Since the federal government owns and controls state borders, it is illegal to move marijuana across states and might be considered drug trafficking.
In Alaska, is marijuana legal?
Alaskan cannabis flower is grown for medical purposes. Yes, Alaskan state law makes both medical and recreational marijuana lawful.
The Alaska Marijuana Proposal (Measure 8), a ballot initiative that supported and legalized the use and possession of medical cannabis, was adopted by Alaskans in 1998.
Later in 2014, Alaskans approved Measure 2, making it legal to consume, possess, buy, distribute, and cultivate marijuana for recreational purposes.
Alaska’s medical marijuana regulations
In 1998, Alaska made medical marijuana legal.
Measure 8, also known as the Alaska Medical Marijuana Initiative, was adopted by state voters with 59% in favor and 41% opposed.

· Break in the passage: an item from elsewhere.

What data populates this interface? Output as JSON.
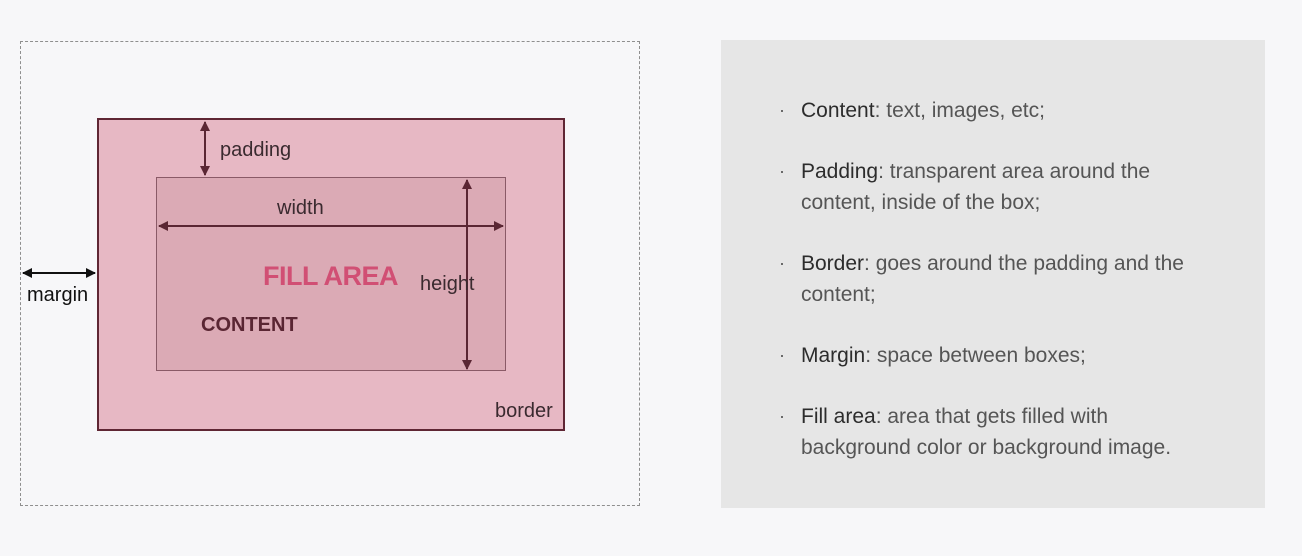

Under this effort, qualified patients who acquire a doctor’s approval are permitted to use and possess cannabis for therapeutic purposes.
A registration and ID card system were also implemented.
At the moment, these are the prerequisites:
immune system disorder
a number of sclerosis
Measure 8 did not, however, establish a framework for the operation of medical cannabis dispensaries in the state, nor did it permit the use or possession of marijuana for medical purposes outside of a patient’s home.
In other words, even with a doctor’s recommendation, patients were unable to legally buy medicinal marijuana and frequently had to turn to items from the illicit black market
As a result of Ballot Measure 2 (Alaska Marijuana Legalization), which received a majority of the vote in 2014, recreational marijuana use is now permitted in Alaska.
Measure 2 on the ballot makes it legal for adults over 21 to consume, possess, buy, sell, and distribute recreational cannabis. The legislation becomes effective in February 2015.